The University of Guyana is partnering with the Anton de Kom University of Suriname (AdeKUS) and the Catholic University of Leuven of Belgium to benefit from a €613,640 (US $840,686) programme aimed at capacity building in applied renewable energy technologies.
“The overall objective is to improve the capacity of the Universities of Guyana and Suriname to deliver programmes and courses with the different technologies associated with applied renewable energy,” a report from the Government Information Agency (GINA) said.
Seventy-five per cent of the funding was given via a grant under the ACP-EU Cooperation Programme in Education (EDULINK II). A major aspect of the partnership is a joint Master’s programme in renewable energy technology which will be offered in both Guyana and Suriname. Other aspects entail training staff from UG and AdeKUS, the procurement of laboratory equipment for both universities, and a number of workshops and symposiums (to be held in both countries).
At the launch, Minister of Natural Resources and the Environment Robert Persaud said government was grateful to the ACP-EU for facilitating the initiative. He also spoke of the importance of renewable energy in mitigating/reducing the effects of climate change and global warming.
Guyana’s Low Carbon Development Strategy (LCDS) identified eight priorities when it was launched in 2009, one of which was the need for affordable and reliable renewable energy. Persaud noted that one of the major bugbears in the local manufacturing sector is the availability of cheap energy and it is for this reason that government remains totally committed to ensuring that Guyana’s vast hydropower potential is harnessed.
“For us, it is an economic imperative that we developed not only clean energy, but affordable energy as well, and we are lucky that we possess the resources that we can have both…the low hanging fruit in this regard is hydro,” he said. Representatives from all sides of the political divide have recognised the need for renewable energy and the human resources to drive this area of development.
Registrar of UG, Vincent Alexander said that UG and AdeKUS have previously collaborated in a number of areas. He is particularly pleased with the project’s focus on taking the human capital to higher heights.
The project’s target groups are: students, technicians, policy makers, lecturers and researchers.
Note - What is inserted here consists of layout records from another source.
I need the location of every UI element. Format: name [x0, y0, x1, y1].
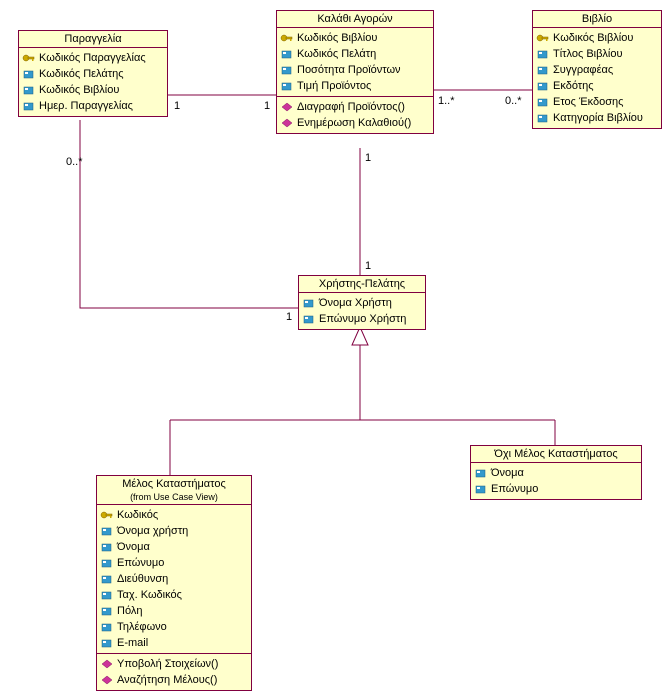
attr-row: Όνομα χρήστη: [100, 523, 248, 539]
attr-row: Κωδικός Βιβλίου: [280, 30, 430, 46]
attr-row: Κωδικός Πελάτης: [22, 66, 164, 82]
attr-row: Πόλη: [100, 603, 248, 619]
class-title: Βιβλίο: [533, 11, 661, 28]
attr-label: Όνομα: [117, 539, 150, 555]
class-title: Χρήστης-Πελάτης: [299, 276, 425, 293]
method-row: Ενημέρωση Καλαθιού(): [280, 115, 430, 131]
attr-label: Πόλη: [117, 603, 142, 619]
attr-label: Όνομα χρήστη: [117, 523, 188, 539]
attr-row: Τίτλος Βιβλίου: [536, 46, 658, 62]
class-user: Χρήστης-ΠελάτηςΌνομα ΧρήστηΕπώνυμο Χρήστ…: [298, 275, 426, 330]
attr-row: Κωδικός: [100, 507, 248, 523]
attr-row: Όνομα Χρήστη: [302, 295, 422, 311]
class-cart: Καλάθι ΑγορώνΚωδικός ΒιβλίουΚωδικός Πελά…: [276, 10, 434, 134]
class-title: Παραγγελία: [19, 31, 167, 48]
mult-cart-user-bottom: 1: [365, 260, 371, 272]
class-nonmember: Όχι Μέλος ΚαταστήματοςΌνομαΕπώνυμο: [470, 445, 642, 500]
class-methods: Υποβολή Στοιχείων()Αναζήτηση Μέλους(): [97, 654, 251, 690]
attr-label: Τίτλος Βιβλίου: [553, 46, 623, 62]
attr-row: Ημερ. Παραγγελίας: [22, 98, 164, 114]
class-book: ΒιβλίοΚωδικός ΒιβλίουΤίτλος ΒιβλίουΣυγγρ…: [532, 10, 662, 129]
attr-label: Ποσότητα Προϊόντων: [297, 62, 401, 78]
attr-label: Κωδικός Βιβλίου: [553, 30, 633, 46]
attr-label: Κωδικός Βιβλίου: [297, 30, 377, 46]
class-attrs: Κωδικός ΒιβλίουΚωδικός ΠελάτηΠοσότητα Πρ…: [277, 28, 433, 97]
attr-row: Όνομα: [100, 539, 248, 555]
attr-label: E-mail: [117, 635, 148, 651]
attr-label: Ημερ. Παραγγελίας: [39, 98, 133, 114]
class-methods: Διαγραφή Προϊόντος()Ενημέρωση Καλαθιού(): [277, 97, 433, 133]
attr-label: Κωδικός Παραγγελίας: [39, 50, 146, 66]
attr-label: Ταχ. Κωδικός: [117, 587, 182, 603]
attr-label: Επώνυμο: [491, 481, 538, 497]
attr-row: Όνομα: [474, 465, 638, 481]
mult-cart-user-top: 1: [365, 152, 371, 164]
attr-label: Επώνυμο Χρήστη: [319, 311, 406, 327]
class-attrs: ΌνομαΕπώνυμο: [471, 463, 641, 499]
method-row: Υποβολή Στοιχείων(): [100, 656, 248, 672]
mult-order-cart-right: 1: [264, 100, 270, 112]
attr-label: Διεύθυνση: [117, 571, 168, 587]
attr-label: Ετος Έκδοσης: [553, 94, 623, 110]
attr-row: Συγγραφέας: [536, 62, 658, 78]
mult-cart-book-right: 0..*: [505, 95, 522, 107]
method-label: Αναζήτηση Μέλους(): [117, 672, 217, 688]
attr-row: Κωδικός Βιβλίου: [536, 30, 658, 46]
method-label: Διαγραφή Προϊόντος(): [297, 99, 405, 115]
attr-row: Ποσότητα Προϊόντων: [280, 62, 430, 78]
attr-row: Ετος Έκδοσης: [536, 94, 658, 110]
attr-label: Κωδικός: [117, 507, 158, 523]
attr-row: Κωδικός Πελάτη: [280, 46, 430, 62]
class-attrs: Κωδικός ΒιβλίουΤίτλος ΒιβλίουΣυγγραφέαςΕ…: [533, 28, 661, 128]
attr-row: Κατηγορία Βιβλίου: [536, 110, 658, 126]
class-attrs: ΚωδικόςΌνομα χρήστηΌνομαΕπώνυμοΔιεύθυνση…: [97, 505, 251, 654]
attr-row: Κωδικός Βιβλίου: [22, 82, 164, 98]
attr-row: Τιμή Προϊόντος: [280, 78, 430, 94]
mult-order-user-bottom: 1: [286, 311, 292, 323]
attr-label: Επώνυμο: [117, 555, 164, 571]
class-title: Όχι Μέλος Καταστήματος: [471, 446, 641, 463]
attr-row: Επώνυμο Χρήστη: [302, 311, 422, 327]
attr-row: Εκδότης: [536, 78, 658, 94]
class-subtitle: (from Use Case View): [97, 492, 251, 505]
class-member: Μέλος Καταστήματος(from Use Case View)Κω…: [96, 475, 252, 691]
attr-label: Συγγραφέας: [553, 62, 613, 78]
attr-row: Επώνυμο: [100, 555, 248, 571]
attr-row: Διεύθυνση: [100, 571, 248, 587]
method-row: Αναζήτηση Μέλους(): [100, 672, 248, 688]
attr-label: Τηλέφωνο: [117, 619, 167, 635]
mult-order-cart-left: 1: [174, 100, 180, 112]
attr-row: Ταχ. Κωδικός: [100, 587, 248, 603]
attr-row: Τηλέφωνο: [100, 619, 248, 635]
attr-label: Κωδικός Πελάτης: [39, 66, 124, 82]
class-title: Καλάθι Αγορών: [277, 11, 433, 28]
attr-label: Κωδικός Βιβλίου: [39, 82, 119, 98]
method-label: Ενημέρωση Καλαθιού(): [297, 115, 411, 131]
attr-label: Κωδικός Πελάτη: [297, 46, 376, 62]
method-row: Διαγραφή Προϊόντος(): [280, 99, 430, 115]
class-attrs: Κωδικός ΠαραγγελίαςΚωδικός ΠελάτηςΚωδικό…: [19, 48, 167, 116]
attr-row: Επώνυμο: [474, 481, 638, 497]
attr-row: E-mail: [100, 635, 248, 651]
attr-label: Τιμή Προϊόντος: [297, 78, 371, 94]
attr-label: Εκδότης: [553, 78, 594, 94]
attr-row: Κωδικός Παραγγελίας: [22, 50, 164, 66]
attr-label: Όνομα: [491, 465, 524, 481]
class-order: ΠαραγγελίαΚωδικός ΠαραγγελίαςΚωδικός Πελ…: [18, 30, 168, 117]
mult-cart-book-left: 1..*: [438, 95, 455, 107]
method-label: Υποβολή Στοιχείων(): [117, 656, 218, 672]
mult-order-user-top: 0..*: [66, 156, 83, 168]
class-attrs: Όνομα ΧρήστηΕπώνυμο Χρήστη: [299, 293, 425, 329]
class-title: Μέλος Καταστήματος: [97, 476, 251, 492]
attr-label: Όνομα Χρήστη: [319, 295, 392, 311]
attr-label: Κατηγορία Βιβλίου: [553, 110, 643, 126]
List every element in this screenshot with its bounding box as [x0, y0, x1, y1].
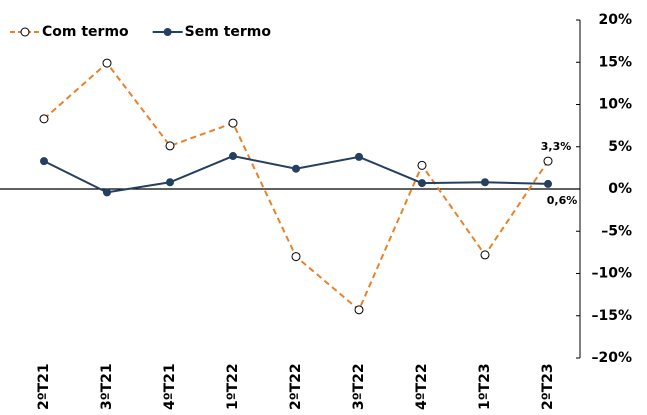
legend-label: Sem termo	[185, 24, 272, 40]
point	[480, 250, 490, 260]
y-tick-label: 5%	[608, 139, 632, 155]
x-tick-label: 2ºT23	[540, 363, 556, 410]
y-tick-label: 0%	[608, 181, 632, 197]
y-tick-label: 20%	[598, 12, 632, 28]
x-tick-label: 2ºT21	[36, 363, 52, 410]
x-tick-label: 4ºT22	[414, 363, 430, 410]
x-tick-label: 2ºT22	[288, 363, 304, 410]
point	[417, 160, 427, 170]
point	[103, 188, 111, 197]
legend-marker	[20, 27, 30, 37]
x-tick-label: 1ºT22	[225, 363, 241, 410]
point	[292, 164, 300, 173]
y-tick-label: –20%	[591, 350, 632, 366]
point	[166, 178, 174, 187]
point	[102, 58, 112, 68]
point	[228, 118, 238, 128]
point	[165, 141, 175, 151]
point	[291, 252, 301, 262]
point	[40, 157, 48, 166]
x-tick-label: 1ºT23	[477, 363, 493, 410]
point	[39, 114, 49, 124]
y-tick-label: –15%	[591, 308, 632, 324]
point	[354, 305, 364, 315]
x-tick-label: 3ºT22	[351, 363, 367, 410]
legend-marker	[163, 28, 172, 36]
point	[481, 178, 489, 187]
point	[543, 156, 553, 166]
value-label: 0,6%	[547, 194, 578, 207]
point	[544, 179, 552, 188]
series-line	[43, 61, 549, 312]
value-label: 3,3%	[541, 140, 572, 153]
point	[229, 152, 237, 161]
point	[355, 152, 363, 161]
y-tick-label: –10%	[591, 266, 632, 282]
point	[418, 179, 426, 188]
x-tick-label: 4ºT21	[162, 363, 178, 410]
y-tick-label: –5%	[601, 223, 632, 239]
x-tick-label: 3ºT21	[99, 363, 115, 410]
y-tick-label: 10%	[598, 97, 632, 113]
y-tick-label: 15%	[598, 54, 632, 70]
series-line	[43, 155, 549, 194]
legend-label: Com termo	[42, 24, 129, 40]
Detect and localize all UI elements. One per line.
Project Manager, UG, Verlyn Klass said that the project falls within context of Guyana’s LCDS. In terms of the joint Master’s programme, UG will be churning out about 10 Guyanese graduates in applied renewable technologies every two years. Regarding staff development, three lecturers will benefit from training at the Catholic University of Leuven to teach the Master’s programme.
UG also plans to develop a hydropower lab and conduct research to determine the country’s wind energy potential, GINA said.